Sounds good, right? In a way, yes. Many more mommas out there will know ahead of time and can prepare mentally, emotionally, and financially. In a way, very bad.
The problem is that the realities of a life with Down syndrome as it exists today, as it exists in a country where these children are no longer institutionalized, as it exists now that safe and effective treatments are available for the multitude of health problems that can come with this extra chromosome, as it exists now that our kids get early intervention services…these realities still remain mostly unknown to a vast majority of the medical profession.
Before this test comes out, there is a desperate need for all medical professionals to better understand Down syndrome. Before using a test that can detect with this level of accuracy and with zero risk of miscarriage, medical professionals need to be able to understand what a Down syndrome diagnosis means for the baby and the family.

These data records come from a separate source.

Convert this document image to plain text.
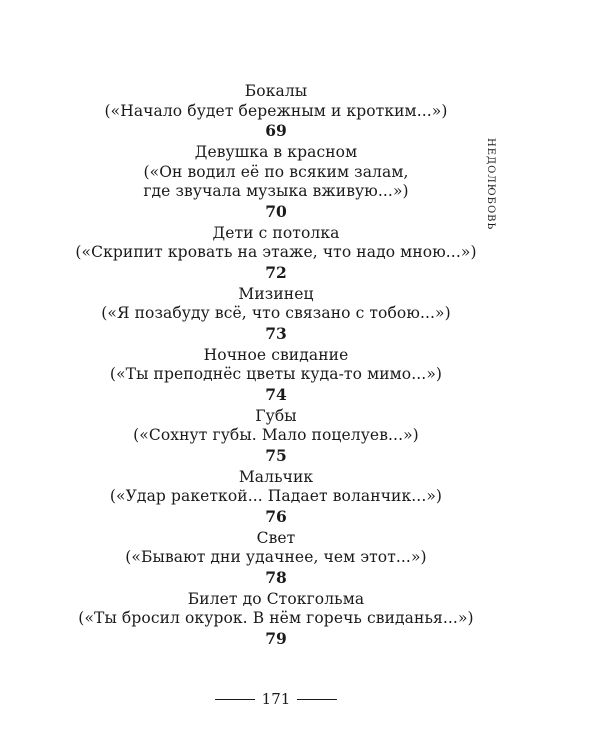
НЕДОЛЮБОВЬ
Бокалы
(«Начало будет бережным и кротким...»)
69
Девушка в красном
(«Он водил её по всяким залам,
где звучала музыка вживую...»)
70
Дети с потолка
(«Скрипит кровать на этаже, что надо мною...»)
72
Мизинец
(«Я позабуду всё, что связано с тобою...»)
73
Ночное свидание
(«Ты преподнёс цветы куда-то мимо...»)
74
Губы
(«Сохнут губы. Мало поцелуев...»)
75
Мальчик
(«Удар ракеткой... Падает воланчик...»)
76
Свет
(«Бывают дни удачнее, чем этот...»)
78
Билет до Стокгольма
(«Ты бросил окурок. В нём горечь свиданья...»)
79
171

Sadly, this is not likely to happen in time. In this case, medicine is outpacing our hearts. Instead of balanced, current information about Down syndrome (yes, the good and the challenging), many parents who take this blood test will be faced with outdated and prejudicial information. In fact, in one 2005 study, twenty three percent of anonymously surveyed doctors admitted to intentionally emphasizing the negatives of a Down syndrome diagnosis or outright recommending abortion. Can anyone seriously argue that’s ethical behavior? These doctors have a preconceived notion of the value of a life and have decided Down syndrome doesn’t quite fit the bill.
As a mother of a child with Down syndrome, I worry about what this test means. Thousands more mothers will know ahead of time that their child has Down syndrome, and many of them will be paired with doctors who think these children do not deserve to live. They may not hear about the positive life changes that come with such a diagnosis or about the overwhelming love we feel for our little ones and the abundance of love we receive in return.
I am not here to say what choice parents should make, but I fear that choice being made without realistic, current information. Like I said, information about the difficulties in this life tempered by its joys.
To that end, Lettercase undertook an amazing, far-reaching project to provide this type of information for medical professionals. They collaborated with many professional organizations, including the American College of Obstetricians and Gynecologists and the American College of Medical Genetics. You know, the people doctors listen to. The end result is a book written by and for medical professionals. The goal is to prevent what I fear – the dissemination of bad information.
My hope is this makes the rounds before that test is widely used. It is simply not ethical to release this test beforehand…but I know the test will be used, ethically or not.
So what can I do? What can I do as just one mother?
I will continue to be honest. I will talk about the good and the bad. I will share stories of my precious girl. I will show how her life is more alike than different. I will show how my daughter and our life are nothing to fear.
I will use this blog and I will use my voice.